Organisation: Dignity Ltd.

The 78 volunteer cooks and drivers at Dignity Dishes epitomize the value that volunteering brings to the community and to each and every volunteer themselves.

Each week they turn food recovered by OzHarvest into thousands of lovingly cooked meals that are distributed to 27 homes managed by homelessness charity Dignity. The homes provide short-term crisis accommodation to hundreds of men, women and children across NSW each night.  Refrigerated vans take the meals to homes across Sydney, the South Coast and Queanbeyan.

More than one tonne of food is delivered to Dignity’s three distribution centres in Parramatta, Hornsby and Nowra each week, where it’s picked up by the volunteers and prepared into nutritious meals.

“The food doesn’t just fill our bellies, it nourishes the soul,” according to one Dignity guest.

The team expects to make 150,000 home cooked meals this year that are ready to defrost, heat and eat.

The volunteers have formed their own online community where they share recipes, stories and even compete for made-up titles. Husbands and wives, parents and children, and whole families come together to cook, knowing the value it brings to people without a home and experiencing severe stress and hardship.


Photos of the NSW Volunteer of the Year State Ceremony are kindly supplied by Michael Mannington, Volunteer Photography www.volunteerphotography.org, and are available to view here.  Photos taken by Susan White of Corporate Digital, corporatedigital.com.au, are available here.


The Awards are in their 13th year and are an annual program run by The Centre for Volunteering to recognise the outstanding work of volunteers across NSW. They have grown to become one of the largest celebrations of volunteering across the country.

The Centre for Volunteering CEO Gemma Rygate said the Awards helped uncover so many incredible stories of community achievement and goodwill across every corner of the state.

“We hold these Awards to recognise the special effort made by people who choose to go above and beyond to help others and their local community,” Ms Rygate said.

“They also highlight the contribution of all our volunteers and the organisations they represent. The awards give us the opportunity to hear their stories, be inspired by their actions and pass on our thanks.

“There is no better job, than being able to meet these special volunteers and celebrate their contribution.”


The 2019 NSW Volunteer of the Year Awards are supported by principal partners the NSW Department of Communities and Justice and ClubsNSW, which represents the state’s 1,400 not-for-profit clubs.
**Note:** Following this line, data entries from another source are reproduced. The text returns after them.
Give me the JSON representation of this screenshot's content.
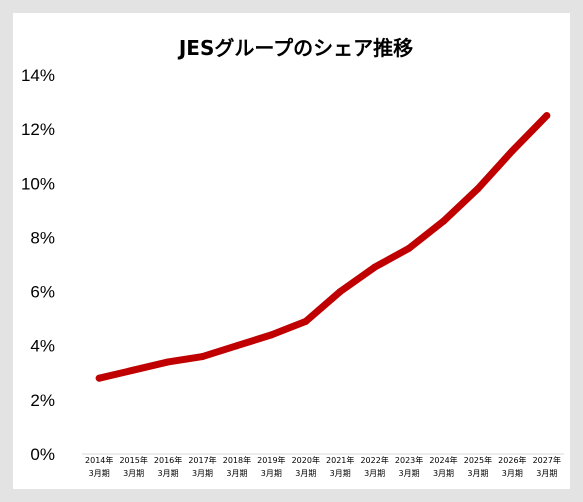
{
  "chart_data": {
    "type": "line",
    "title": "JESグループのシェア推移",
    "categories": [
      [
        "2014年",
        "3月期"
      ],
      [
        "2015年",
        "3月期"
      ],
      [
        "2016年",
        "3月期"
      ],
      [
        "2017年",
        "3月期"
      ],
      [
        "2018年",
        "3月期"
      ],
      [
        "2019年",
        "3月期"
      ],
      [
        "2020年",
        "3月期"
      ],
      [
        "2021年",
        "3月期"
      ],
      [
        "2022年",
        "3月期"
      ],
      [
        "2023年",
        "3月期"
      ],
      [
        "2024年",
        "3月期"
      ],
      [
        "2025年",
        "3月期"
      ],
      [
        "2026年",
        "3月期"
      ],
      [
        "2027年",
        "3月期"
      ]
    ],
    "series": [
      {
        "values": [
          2.8,
          3.1,
          3.4,
          3.6,
          4.0,
          4.4,
          4.9,
          6.0,
          6.9,
          7.6,
          8.6,
          9.8,
          11.2,
          12.5
        ]
      }
    ],
    "ylim": [
      0,
      14
    ],
    "yticks": [
      "0%",
      "2%",
      "4%",
      "6%",
      "8%",
      "10%",
      "12%",
      "14%"
    ],
    "line_color": "#c00000",
    "grid": false,
    "legend": "none"
  }
}
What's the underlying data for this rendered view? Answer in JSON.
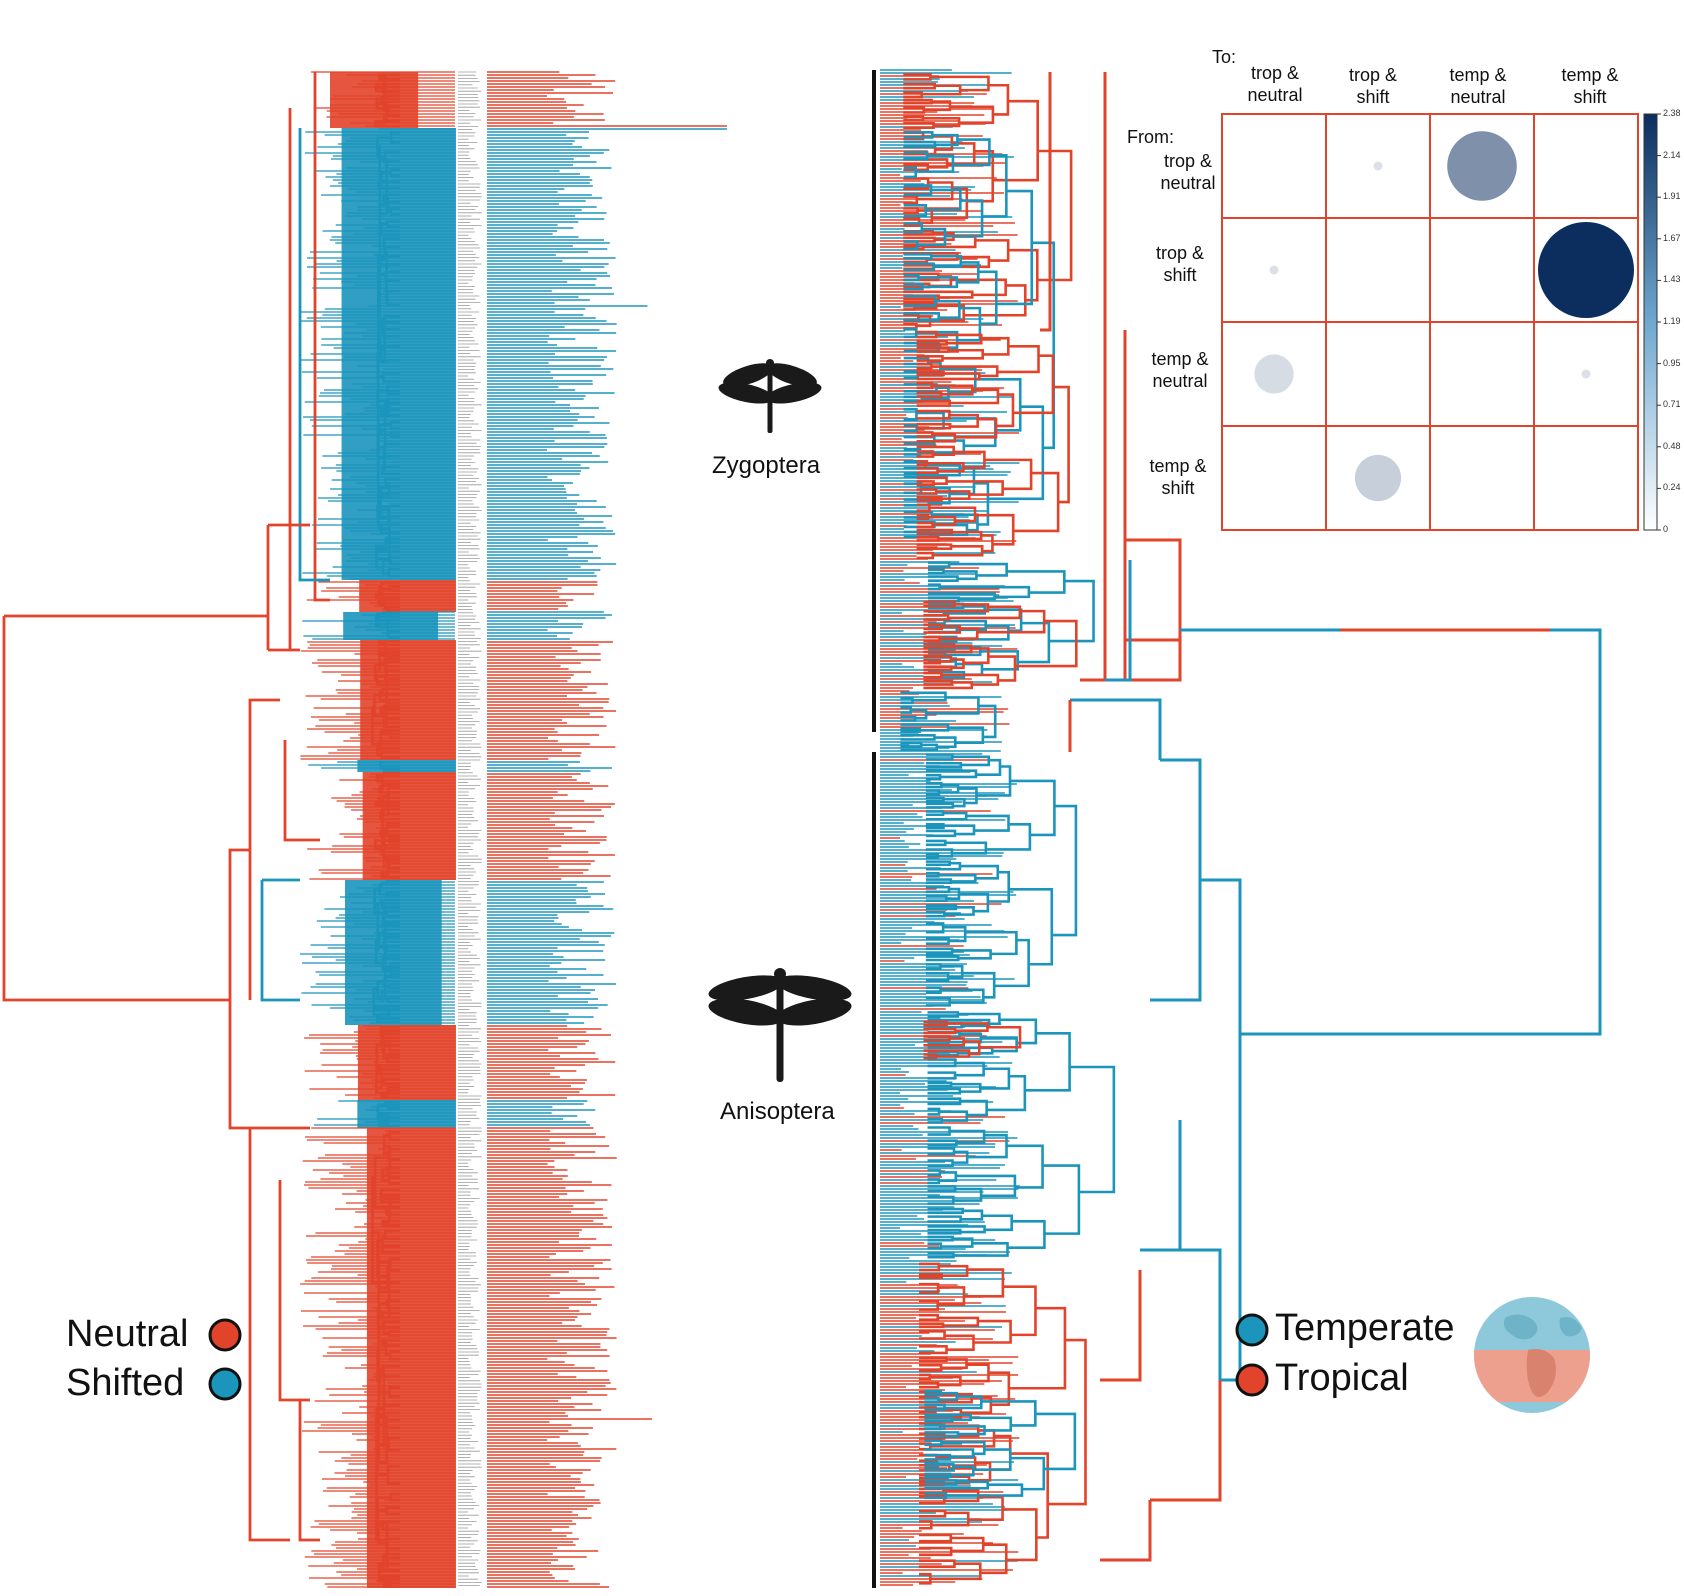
{
  "colors": {
    "neutral": "#E2432B",
    "shifted": "#1B95BC",
    "tropical": "#E2432B",
    "temperate": "#1B95BC",
    "matrix_grid": "#E2432B",
    "colorbar_high": "#0B2E5E",
    "colorbar_low": "#FFFFFF",
    "silhouette": "#1a1a1a"
  },
  "clades": {
    "zygoptera": "Zygoptera",
    "anisoptera": "Anisoptera"
  },
  "legend_left": {
    "neutral": "Neutral",
    "shifted": "Shifted"
  },
  "legend_right": {
    "temperate": "Temperate",
    "tropical": "Tropical"
  },
  "icons": {
    "damselfly": "damselfly-icon",
    "dragonfly": "dragonfly-icon",
    "globe": "globe-icon"
  },
  "matrix": {
    "to_label": "To:",
    "from_label": "From:",
    "columns": [
      {
        "line1": "trop &",
        "line2": "neutral"
      },
      {
        "line1": "trop &",
        "line2": "shift"
      },
      {
        "line1": "temp &",
        "line2": "neutral"
      },
      {
        "line1": "temp &",
        "line2": "shift"
      }
    ],
    "rows": [
      {
        "line1": "trop &",
        "line2": "neutral"
      },
      {
        "line1": "trop &",
        "line2": "shift"
      },
      {
        "line1": "temp &",
        "line2": "neutral"
      },
      {
        "line1": "temp &",
        "line2": "shift"
      }
    ],
    "values": [
      [
        0,
        0.02,
        1.25,
        0
      ],
      [
        0.02,
        0,
        0,
        2.38
      ],
      [
        0.4,
        0,
        0,
        0.02
      ],
      [
        0,
        0.55,
        0,
        0
      ]
    ],
    "colorbar_ticks": [
      "2.38",
      "2.14",
      "1.91",
      "1.67",
      "1.43",
      "1.19",
      "0.95",
      "0.71",
      "0.48",
      "0.24",
      "0"
    ],
    "max": 2.38
  }
}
They are also supported by Mint Awards and Thrifty Car & Truck Rentals.

NSW Minister for Families, Communities and Disability Services Gareth Ward said the NSW Volunteer of the Year Awards were an important way to recognise the contribution of the 2.1 million volunteers working throughout NSW.
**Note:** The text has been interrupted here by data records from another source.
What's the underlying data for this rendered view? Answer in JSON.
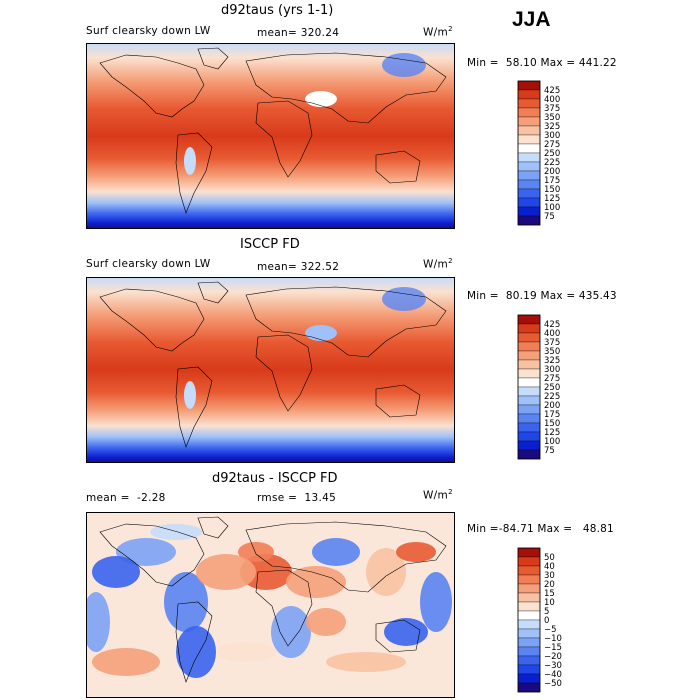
{
  "season": "JJA",
  "panels": [
    {
      "title": "d92taus (yrs 1-1)",
      "left_label": "Surf clearsky down LW",
      "stat_label": "mean=",
      "stat_value": "320.24",
      "units": "W/m",
      "units_exp": "2",
      "min": "58.10",
      "max": "441.22",
      "min_label": "Min =",
      "max_label": "Max =",
      "map_kind": "field_model"
    },
    {
      "title": "ISCCP FD",
      "left_label": "Surf clearsky down LW",
      "stat_label": "mean=",
      "stat_value": "322.52",
      "units": "W/m",
      "units_exp": "2",
      "min": "80.19",
      "max": "435.43",
      "min_label": "Min =",
      "max_label": "Max =",
      "map_kind": "field_obs"
    },
    {
      "title": "d92taus - ISCCP FD",
      "left_label": "mean =",
      "left_value": "-2.28",
      "stat_label": "rmse =",
      "stat_value": "13.45",
      "units": "W/m",
      "units_exp": "2",
      "min": "-84.71",
      "max": "48.81",
      "min_label": "Min =",
      "max_label": "Max =",
      "map_kind": "diff"
    }
  ],
  "chart_data": [
    {
      "type": "heatmap",
      "title": "d92taus (yrs 1-1)",
      "variable": "Surf clearsky down LW",
      "mean": 320.24,
      "min": 58.1,
      "max": 441.22,
      "units": "W/m2",
      "colorbar_levels": [
        75,
        100,
        125,
        150,
        175,
        200,
        225,
        250,
        275,
        300,
        325,
        350,
        375,
        400,
        425
      ],
      "colorbar_colors": [
        "#1a0a80",
        "#0a1fcf",
        "#1e46e8",
        "#3a64ee",
        "#5a84f2",
        "#7ca2f5",
        "#9fc0f8",
        "#c5dcfa",
        "#ffffff",
        "#fbe1cf",
        "#f8c2a2",
        "#f5a07a",
        "#f17e55",
        "#e85a32",
        "#d83a1a",
        "#a60e08"
      ]
    },
    {
      "type": "heatmap",
      "title": "ISCCP FD",
      "variable": "Surf clearsky down LW",
      "mean": 322.52,
      "min": 80.19,
      "max": 435.43,
      "units": "W/m2",
      "colorbar_levels": [
        75,
        100,
        125,
        150,
        175,
        200,
        225,
        250,
        275,
        300,
        325,
        350,
        375,
        400,
        425
      ],
      "colorbar_colors": [
        "#1a0a80",
        "#0a1fcf",
        "#1e46e8",
        "#3a64ee",
        "#5a84f2",
        "#7ca2f5",
        "#9fc0f8",
        "#c5dcfa",
        "#ffffff",
        "#fbe1cf",
        "#f8c2a2",
        "#f5a07a",
        "#f17e55",
        "#e85a32",
        "#d83a1a",
        "#a60e08"
      ]
    },
    {
      "type": "heatmap",
      "title": "d92taus - ISCCP FD",
      "mean": -2.28,
      "rmse": 13.45,
      "min": -84.71,
      "max": 48.81,
      "units": "W/m2",
      "colorbar_levels": [
        -50,
        -40,
        -30,
        -20,
        -15,
        -10,
        -5,
        0,
        5,
        10,
        15,
        20,
        30,
        40,
        50
      ],
      "colorbar_colors": [
        "#1a0a80",
        "#0a1fcf",
        "#1e46e8",
        "#3a64ee",
        "#5a84f2",
        "#7ca2f5",
        "#9fc0f8",
        "#c5dcfa",
        "#ffffff",
        "#fbe1cf",
        "#f8c2a2",
        "#f5a07a",
        "#f17e55",
        "#e85a32",
        "#d83a1a",
        "#a60e08"
      ]
    }
  ]
}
“Each and every one of today’s award recipients epitomise service above self,” Mr Ward said.

“Across the state, valuable volunteers are helping create stronger communities by generously dedicating countless hours to causes close to their heart.

“We can all learn a lot from hearing your stories and I congratulate all of you on your outstanding community service.”

ClubsNSW CEO Anthony Ball said that volunteers were the backbone of registered clubs.

“On behalf of an industry which relies upon 32,000 volunteers, I congratulate all of these deserving winners,” said Mr Ball.

“ClubsNSW is proud to be a principal partner of these awards, which recognise the huge contribution that volunteers make across the state.

“Clubs rely on volunteers to help make their venues a great place to socialise, which in turn adds billions of dollars to the NSW economy every year.”